To understand where Passage is headed, we can look at two major economic shifts driving the concept of the Metaverse forward: the creator economy and the rise of social gaming.
The "creator economy" is a business model in which individuals create and sell content, products, or services on the internet. It encompasses a wide range of activities, from blogging, podcasting, and vlogging, to music production and software development.
The creator economy is also defined by the cycle of creators getting noticed on platforms like YouTube, Twitter, Instagram, and TikTok, then building a business around their audience with Lego-like infrastructure (think Stripe for payment processing, Shopify for hosting an online store, etc.).
At least 50 million people worldwide consider themselves creators; of those, 46.7 million consider themselves amateurs. After investment in the creator economy topped $5 billion in 2021, the industry is now estimated to be worth over $100 billion.
From Linktree’s 2022 Annual Creator Report
The platforms available for creators to launch on are crowded and predominantly focused on similar features: video, audio, image, and text posting.
We believe there is a significant demand in the marketplace for platforms that are meeting unmet audiences, and there is one audience in particular that is poised for explosive growth.
Access to mobile devices has created explosive growth in the games market in recent years. In 2020, mobile gaming generated the highest revenue in the global gaming market, which amounted to $77.2 billion. (Wijman, 2020)
While playing games has become more accessible, creating them has remained complex. It takes years of development experience with complicated game engines and other 3D software to create games.

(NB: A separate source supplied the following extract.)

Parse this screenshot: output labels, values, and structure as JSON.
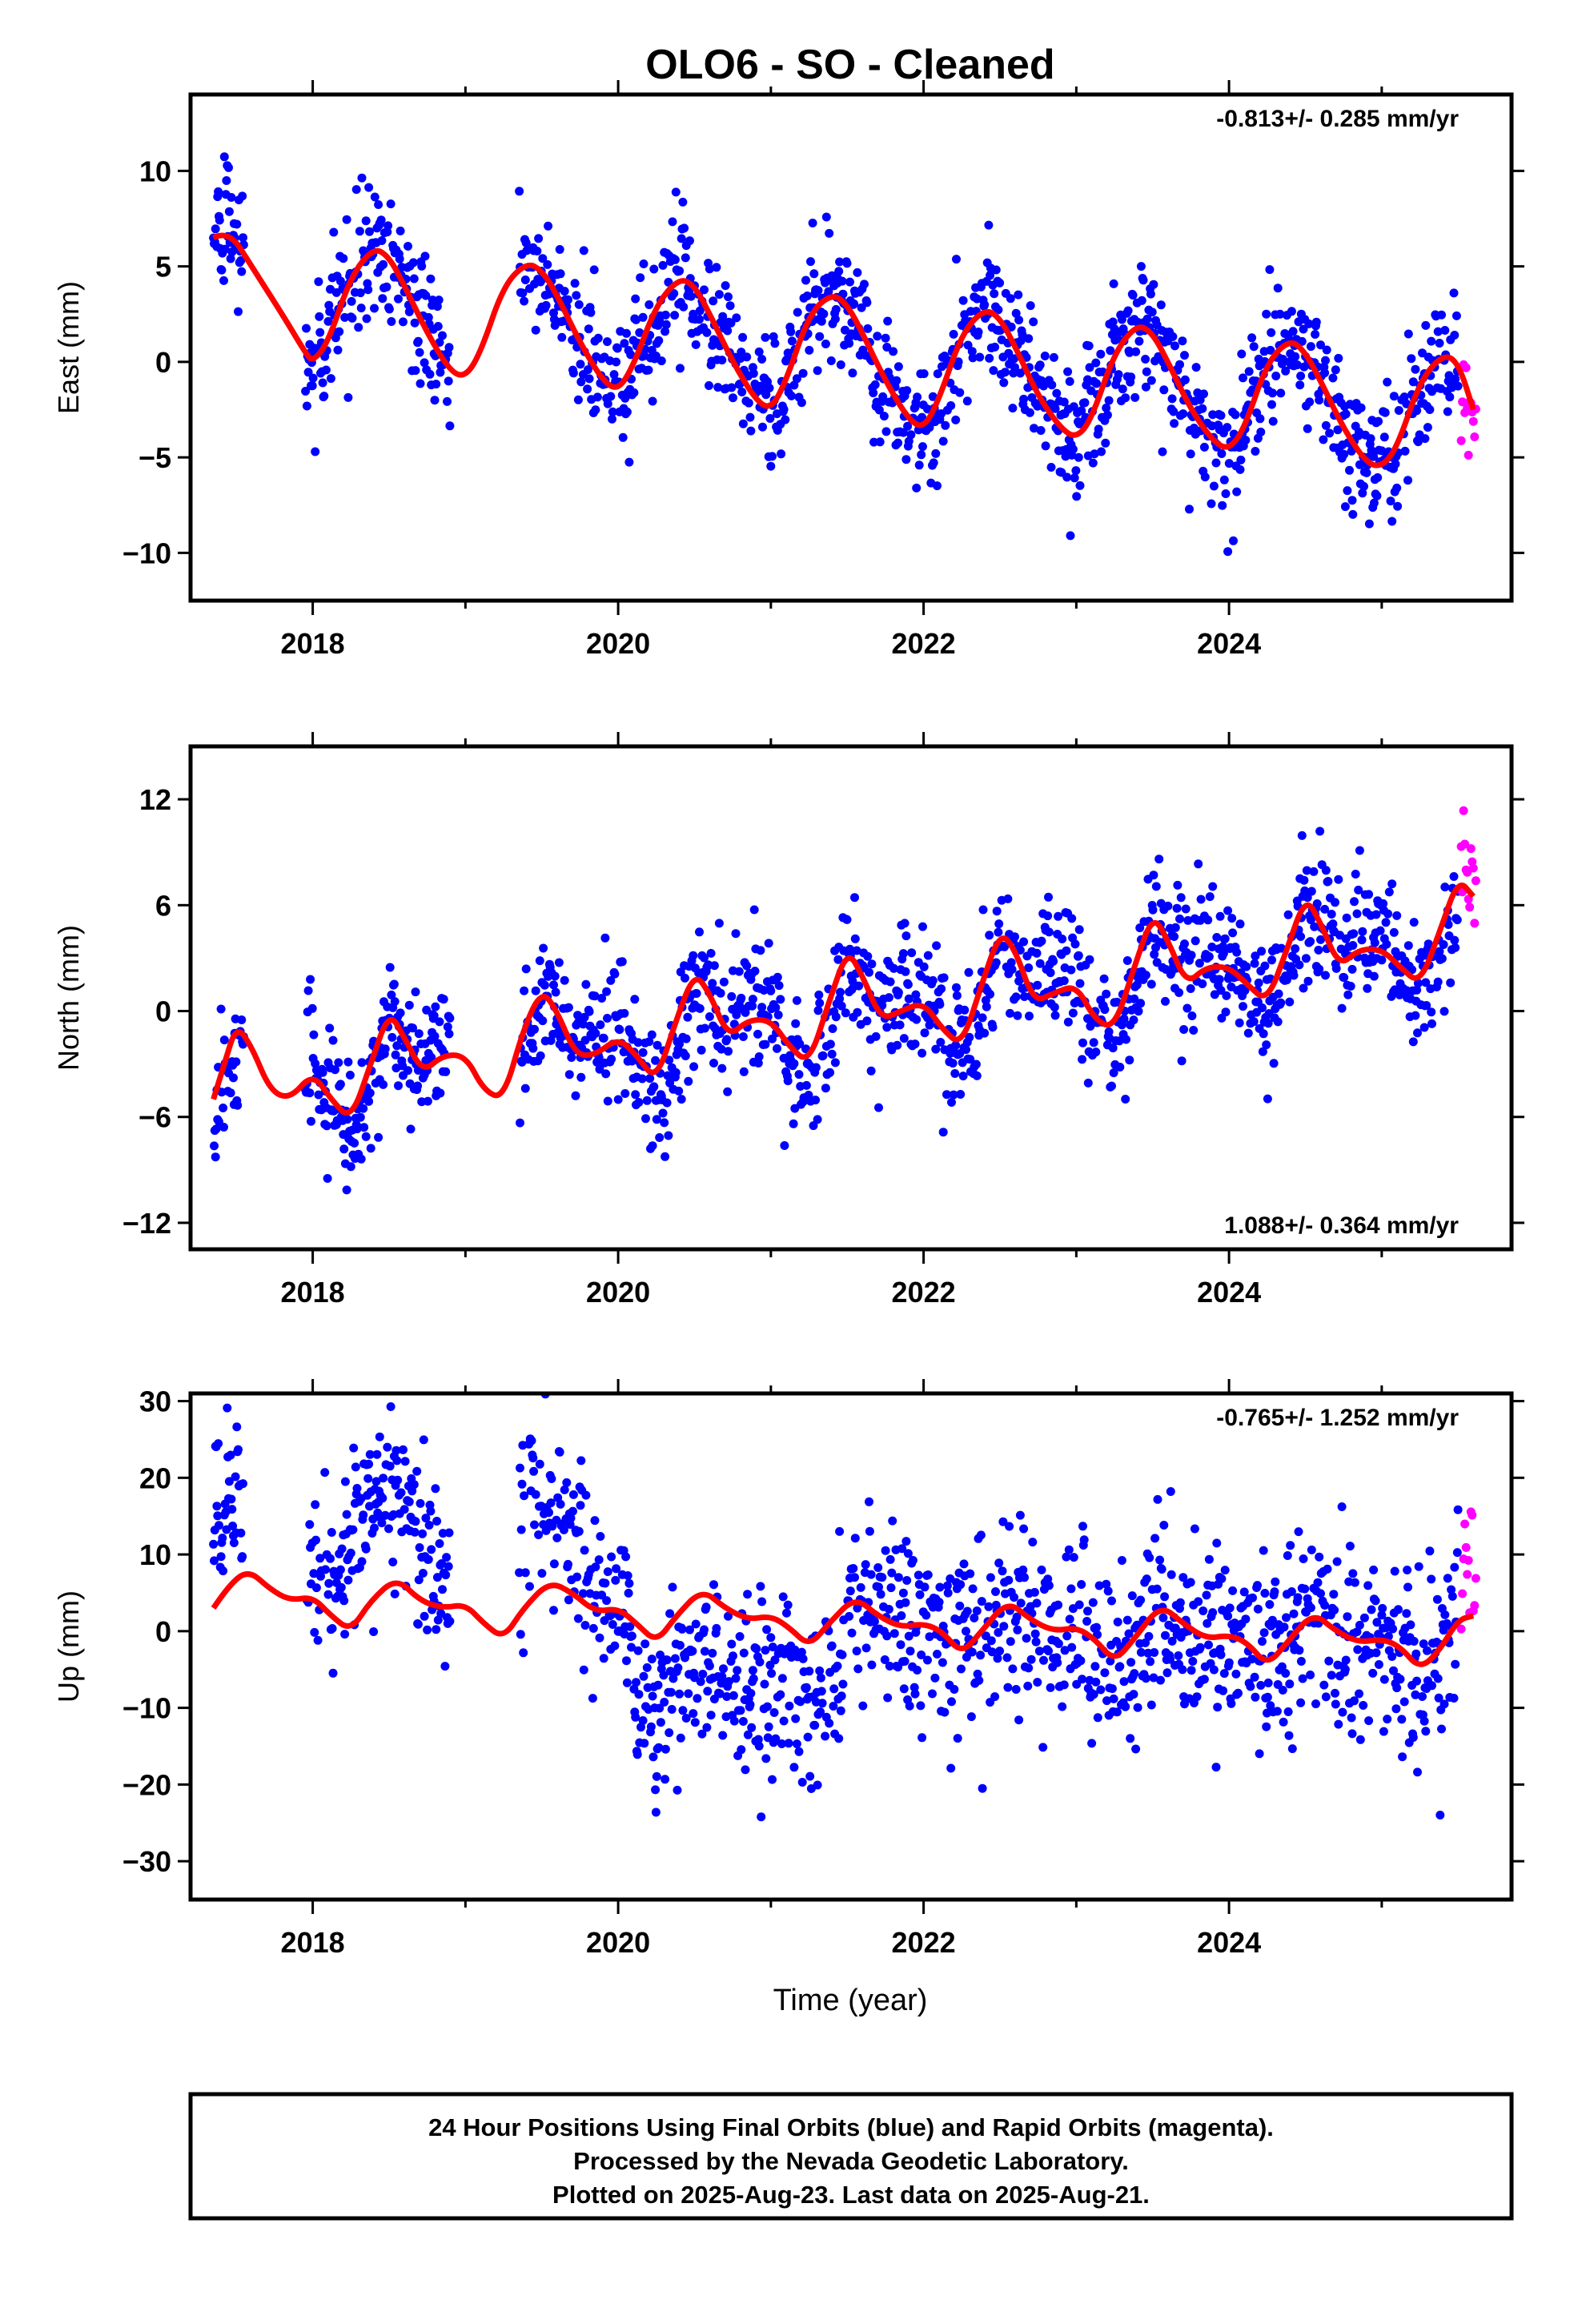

This is not too different from the film industry. In 2006, you still needed knowledge of complicated software and cameras in order to make video content like films and commercials. Today, everything from filming, editing, and distribution can be done with one device and one application like TikTok.
Consider this example that was recently shared with our team:
“Two close friends were contracted to work with Coca-Cola to produce commercials. One was a creator on TikTok who filmed with a couple friends and an iPhone. This filmmaker edited hers directly on her phone, while the other filmmaker used a full crew, production kit, and camera package and spent several days with an editor. Both filmmakers received the same five-figure pay for their projects. Video production has been democratized, and gaming is likely next.”
There are many game engines that are focused on trying to make creating games easier, such as Unreal Engine, Unity, and Godot. Unity in particular launched with the stated mission of democratizing game development. While all of these platforms have made huge strides, they still take a considerable amount of time to learn, and the process of getting your game published holds many hurdles.
The top mobile game by consumer spending is Roblox, a game whose revenue model depends on user generated content. This is the creator economy at work. Roblox is a game that makes it easy for players to create games inside of it. As of January 2023, Roblox has a market cap of 18.83 billion dollars, and its revenue for the twelve months ending September 30, 2022, was $2.215 billion, a 33.39% increase year-over-year. Roblox annual revenue for 2021 was $1.919B, a 107.73% increase from 2020.
According to NPD, of U.S. children ages 2–17 (64 million) play video games, and 73% of Americans ages 2 and older play video games like Roblox. The next generation will not only be native to the creator economy, but they will also be native to online games like Roblox that allow them to participate as creators.
As more creators enter the market and artificial intelligence (AI) tools begin to simplify the process of creating assets, the demand for a “game creator"-focused social platform will explode.
But this isn’t just a young person’s trend. People aged 45–54 account for 63.3% of in-app purchases up to $10. Those aged 55–64, while making up the smallest audience, purchase at a rate of 77.8%.
There is a significant and growing demand for games, and the creator market is primed to be able to meet it—but they will need easy-to-use tools, similar to what creators enjoy on TikTok.